Almost two years ago, Israel's then-Prime Minister Ehud Barak offered Mr. Arafat virtually everything he had ever demanded an independent Palestinian state, with East Jerusalem as its capital. Mr. Arafat rejected that offer, igniting his latest "intifada" that has since killed hundreds. Now, despite all its caution, Israel has had to respond to deadly attacks in a way that poses an even deadlier risk.

Mr. Arafat has refused to surrender, and chooses to remain in his darkened office receiving the food and water and visitors the Israelis permit him. Every day, Mr. Arafat renews his plea for martyrdom, which makes any raid on his office too risky. Mr. Arafat could be killed accidentally by an Israeli soldier. Mr. Arafat may kill himself, or be killed by one of his bodyguards at his own order. Most likely is that one of the other terrorist nations such as Iraq, Iran and Syria have their own people among Mr. Arafat's bodyguards. If the Israelis try to seize Mr. Arafat, these paid assassins would kill him and blame it on the Israelis. No one can doubt that such a frame-up would work, regardless of the evidence to refute it.

There are only two alternatives. Least desirable is the one apparently advocated by Mr. Powell: for the Israelis to withdraw from the Ramallah compound. Mr. Arafat can come out to find his terror network decimated by Israeli forces after making full use of the intelligence information they seized. Mr.
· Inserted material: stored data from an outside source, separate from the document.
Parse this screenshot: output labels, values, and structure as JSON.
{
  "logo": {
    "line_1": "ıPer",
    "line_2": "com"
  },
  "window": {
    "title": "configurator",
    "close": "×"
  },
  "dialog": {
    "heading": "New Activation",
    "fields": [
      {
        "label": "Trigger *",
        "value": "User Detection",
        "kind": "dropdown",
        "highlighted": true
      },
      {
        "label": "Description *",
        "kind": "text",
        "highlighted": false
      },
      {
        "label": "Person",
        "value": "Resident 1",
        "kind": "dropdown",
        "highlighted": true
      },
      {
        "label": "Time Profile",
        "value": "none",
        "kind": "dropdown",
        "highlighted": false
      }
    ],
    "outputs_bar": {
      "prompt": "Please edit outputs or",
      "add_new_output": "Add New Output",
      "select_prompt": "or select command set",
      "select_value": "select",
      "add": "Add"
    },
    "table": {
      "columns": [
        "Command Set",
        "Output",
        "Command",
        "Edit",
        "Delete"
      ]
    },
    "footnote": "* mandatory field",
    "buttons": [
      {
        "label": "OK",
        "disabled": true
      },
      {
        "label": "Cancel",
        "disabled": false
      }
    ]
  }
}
Arafat would rebuild what has been taken apart much more quickly than Mr. Powell apparently thinks. This will not, even for a short time, reduce the number of terror bombings. If the Israelis take Mr. Powell's meddlesome advice and don't deport Mr. Arafat, the terrorists' short-term setbacks will hardly be noticeable.

In the other case, Israel with or without our help may arrange a negotiated exodus of Mr. Arafat to some Elba. Mr. Sharon's offer to let Mr. Arafat leave in the company of European diplomats is the best alternative. If he can be persuaded to leave without taking any of his terror network with him he can be moved to the obscurity he deserves. He will still be on the world stage, and the terrorists demanding Mr. Arafat's return will have another excuse for blowing themselves up. But they also will not have an active terrorist leader in place in the West Bank.

The simple fact is that Mr. Arafat's presence in Israel is no longer tolerable. Israel has to banish him, and must do so in a way that if any harm comes to him, it is clearly and indisputably not at their hands.


Jed Babbin was a deputy undersecretary of defense in the first Bush administration.